Having often been compared to Ride , 'Sleep Tight' perhaps treads closest to what could be described as archetypal shoegaze, mainly due to the Ethertons admittedly flawless harmonies, it passes the test if not with the same tenacity as its predecessors here. However, 'Everything I Said' once again warrants epic status, pushing the boundaries beyond traditional dance/rock hybrids by way of its playful melody and insistent back beat that takes on a mechanistic urgency.
Both 'Sing' and the closing 'NSIC' find Presents for Sally at their most reflective.
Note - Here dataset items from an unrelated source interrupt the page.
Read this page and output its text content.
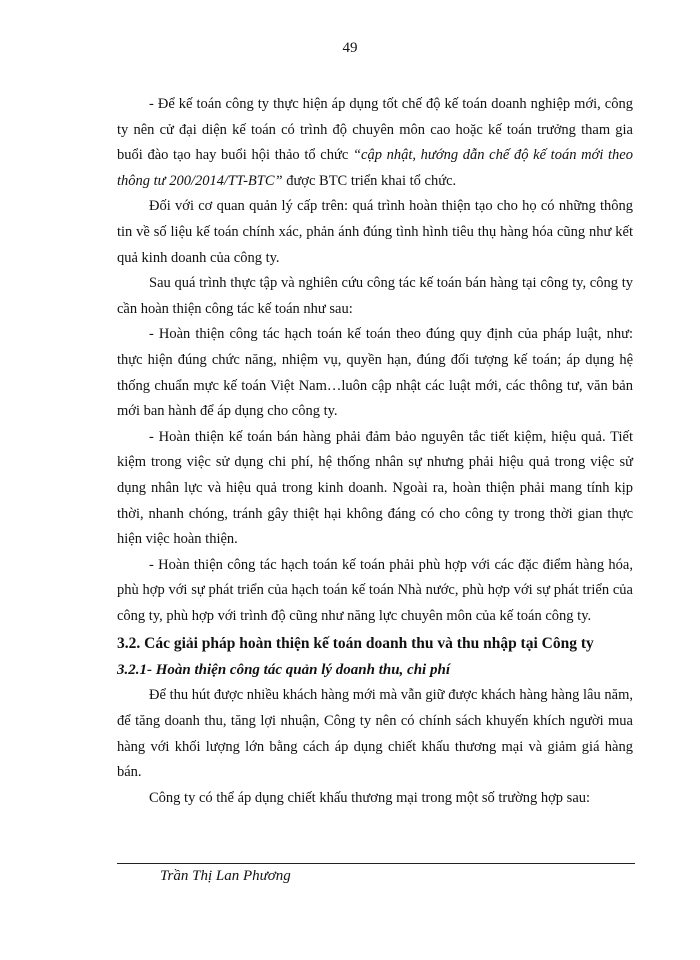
49

- Để kế toán công ty thực hiện áp dụng tốt chế độ kế toán doanh nghiệp mới, công ty nên cử đại diện kế toán có trình độ chuyên môn cao hoặc kế toán trưởng tham gia buổi đào tạo hay buổi hội thảo tổ chức “cập nhật, hướng dẫn chế độ kế toán mới theo thông tư 200/2014/TT-BTC” được BTC triển khai tổ chức.

Đối với cơ quan quản lý cấp trên: quá trình hoàn thiện tạo cho họ có những thông tin về số liệu kế toán chính xác, phản ánh đúng tình hình tiêu thụ hàng hóa cũng như kết quả kinh doanh của công ty.

Sau quá trình thực tập và nghiên cứu công tác kế toán bán hàng tại công ty, công ty cần hoàn thiện công tác kế toán như sau:

- Hoàn thiện công tác hạch toán kế toán theo đúng quy định của pháp luật, như: thực hiện đúng chức năng, nhiệm vụ, quyền hạn, đúng đối tượng kế toán; áp dụng hệ thống chuẩn mực kế toán Việt Nam…luôn cập nhật các luật mới, các thông tư, văn bản mới ban hành để áp dụng cho công ty.

- Hoàn thiện kế toán bán hàng phải đảm bảo nguyên tắc tiết kiệm, hiệu quả. Tiết kiệm trong việc sử dụng chi phí, hệ thống nhân sự nhưng phải hiệu quả trong việc sử dụng nhân lực và hiệu quả trong kinh doanh. Ngoài ra, hoàn thiện phải mang tính kịp thời, nhanh chóng, tránh gây thiệt hại không đáng có cho công ty trong thời gian thực hiện việc hoàn thiện.

- Hoàn thiện công tác hạch toán kế toán phải phù hợp với các đặc điểm hàng hóa, phù hợp với sự phát triển của hạch toán kế toán Nhà nước, phù hợp với sự phát triển của công ty, phù hợp với trình độ cũng như năng lực chuyên môn của kế toán công ty.

3.2. Các giải pháp hoàn thiện kế toán doanh thu và thu nhập tại Công ty

3.2.1- Hoàn thiện công tác quản lý doanh thu, chi phí

Để thu hút được nhiều khách hàng mới mà vẫn giữ được khách hàng hàng lâu năm, để tăng doanh thu, tăng lợi nhuận, Công ty nên có chính sách khuyến khích người mua hàng với khối lượng lớn bằng cách áp dụng chiết khấu thương mại và giảm giá hàng bán.

Công ty có thể áp dụng chiết khấu thương mại trong một số trường hợp sau:

Trần Thị Lan Phương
While the former's soothing tones pull the decibel count a little closer to earth, the latter's declaration of "Did you wait for the lights to go out?" set to a backdrop of acoustic guitar and church bells makes for a goosebump-inducing finale. In between, the title track rides along like a heavily accentuated steam train of noise and confusion while 'Floor Faller' could be Pale Saints covering McCarthy's 'Red Sleeping Beauty' in a parallel universe.
As with 'The Sun Dehydrates', 'Softly Spoken/Outside Honey' combines two songs into one, forging the record's most grandiose seven-and-a-half minutes in the process.
While Presents for Sally's eyes may have been focused towards their feet, their minds were clearly fixated on the stars. Colours & Changes: Boldly going beyond the realms of possibility.